Harun melanjutkan, jika SK itu betul adanya ini menunjukkan bentuk kesewenang-wenangan baru pimpinan KPK. Alih-alih menaati rekomendasi Ombudsman RI untuk untuk tetap mengangkat pegawai KPK yang tak lolos TWK, malah membuat SK pemberhentian.

“Menunggu sikap pemerintah (cq. Presiden) ini penting karena itu amanat dari Mahkamah Agung,” tegasnya.

Harun juga mempertanyakan motivasi Pimpinan KPK yang dinilai seperti berpacu dikejar ‘hantu’ untuk memecat pegawainya yang tak lolos TWK. Padahal, Presiden sudah memberikan arahan awal untuk tidak serta merta memecat. 

Merespons hal tersebut, Redaksi Katadata sudah mencoba meminta konfirmasi kepada para Pimpinan KPK. Namun, sampai berita ini diturunkan tidak ada balasan dari para Pimpinan KPK. Pada saat bersamaan, KPK juga melantik 18 pegawainya menjadi aparatur sipil negara (ASN) yang dinyatakan lolos Diklat Bela Negara dan Wawasan Kebangsaan. 

"KPK siang ini akan melantik 18 pegawai menjadi ASN. Pegawai yang dilantik ini telah dinyatakan lulus mengikuti pendidikan dan pelatihan bela negara pada 22 Juli-20 Agustus 2021. Pelantikan akan dilakukan oleh Sekretaris Jenderal KPK Cahya H. Harefa," kata Plt Juru Bicara KPK Ali Fikri, Rabu (15/9). 

Ali mengatakan para pegawai itu sebelumnya telah mengikuti diklat di Universitas Pertahanan (Unhan) RI. Mereka telah mendapatkan materi diklat meliputi studi dasar, inti, dan pendukung. Studi dasar mencakup wawasan kebangsaan (empat konsensus dasar negara), Sistem Pertahanan Keamanan Rakyat Semesta (Sishankamrata), kepemimpinan berwawasan bela negara serta pencegahan dan penanggulangan terorisme/radikalisme, dan konflik sosial.

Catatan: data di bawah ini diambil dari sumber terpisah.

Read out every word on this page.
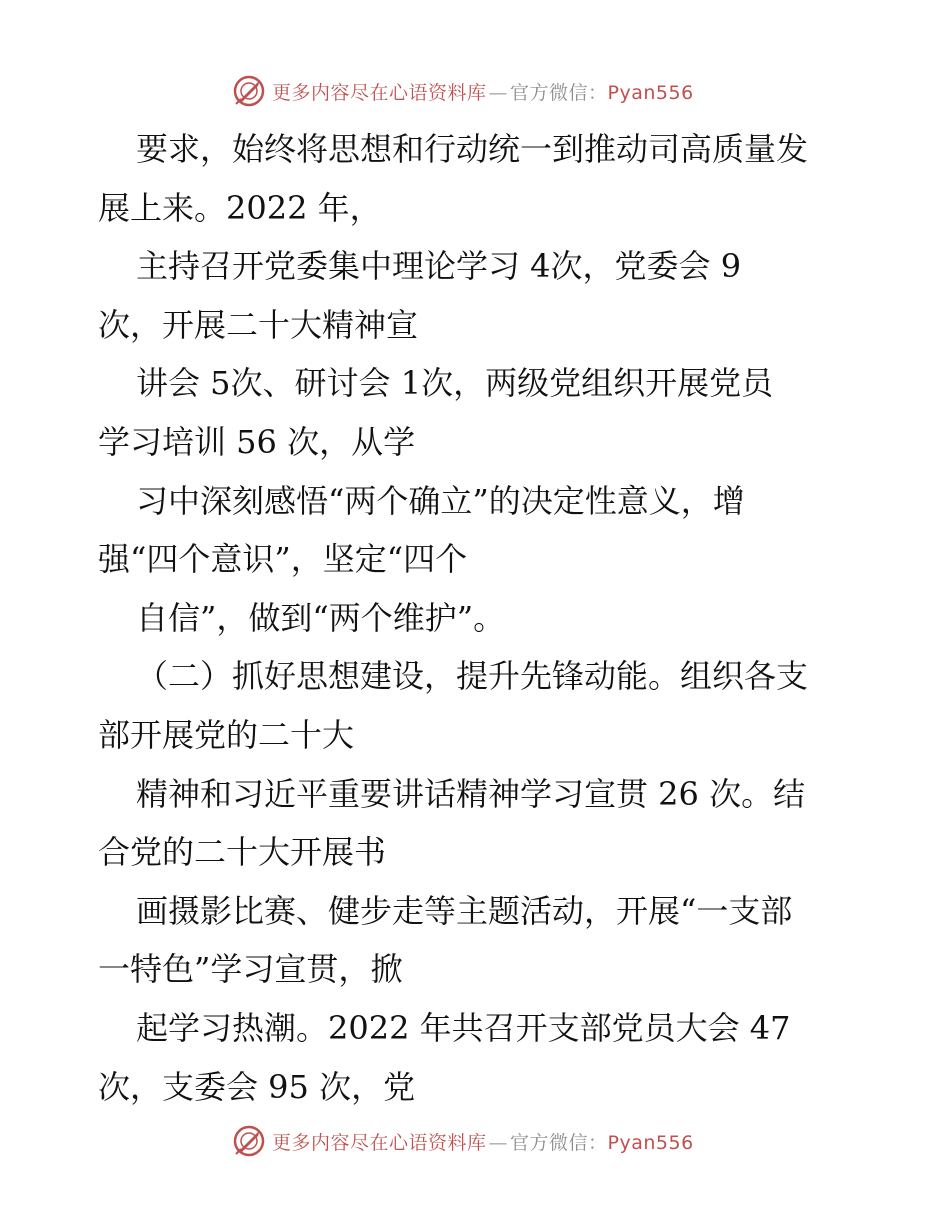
更多内容尽在心语资料库 — 官方微信：Pyan556
要求，始终将思想和行动统一到推动司高质量发
展上来。2022 年，
主持召开党委集中理论学习 4次，党委会 9
次，开展二十大精神宣
讲会 5次、研讨会 1次，两级党组织开展党员
学习培训 56 次，从学
习中深刻感悟“两个确立”的决定性意义，增
强“四个意识”，坚定“四个
自信”，做到“两个维护”。
（二）抓好思想建设，提升先锋动能。组织各支
部开展党的二十大
精神和习近平重要讲话精神学习宣贯 26 次。结
合党的二十大开展书
画摄影比赛、健步走等主题活动，开展“一支部
一特色”学习宣贯，掀
起学习热潮。2022 年共召开支部党员大会 47
次，支委会 95 次，党
更多内容尽在心语资料库 — 官方微信：Pyan556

Sebelumnya, para penyidik KPK yang tidak lolos Tes Wawasan Kebangsaan (TWK) menunggu respons Presiden terkait dengan banding administrasi yang sudah diajukan pada Juli 2021 silam.  Harun Al Rasyid menegaskan masa depan para penyidik kini bergantung pada keputusan Presiden. Pasalnya, Mahkamah Agung telah menolak uji materi Peraturan Komisi (Perkom) Nomor 1 Tahun 2021 yang memuat TWK. Dalam putusannya, MA berargumen Perkom 1/2021 bukan menjadi penyebab para pegawai KPK tidak bisa diangkat menjadi aparatur sipil negara (ASN). Dengan demikian, nasib para pegawai KPK yang tidak memenuhi syarat kini berada di tangan pemerintah.  “Domain pemerintah ini untuk mengambil sikap. Temuan -temuan Komnas HAM dan Ombudsman harus segera ditindaklanjuti,” ujarnya kepada Katadata, Jumat (10/9).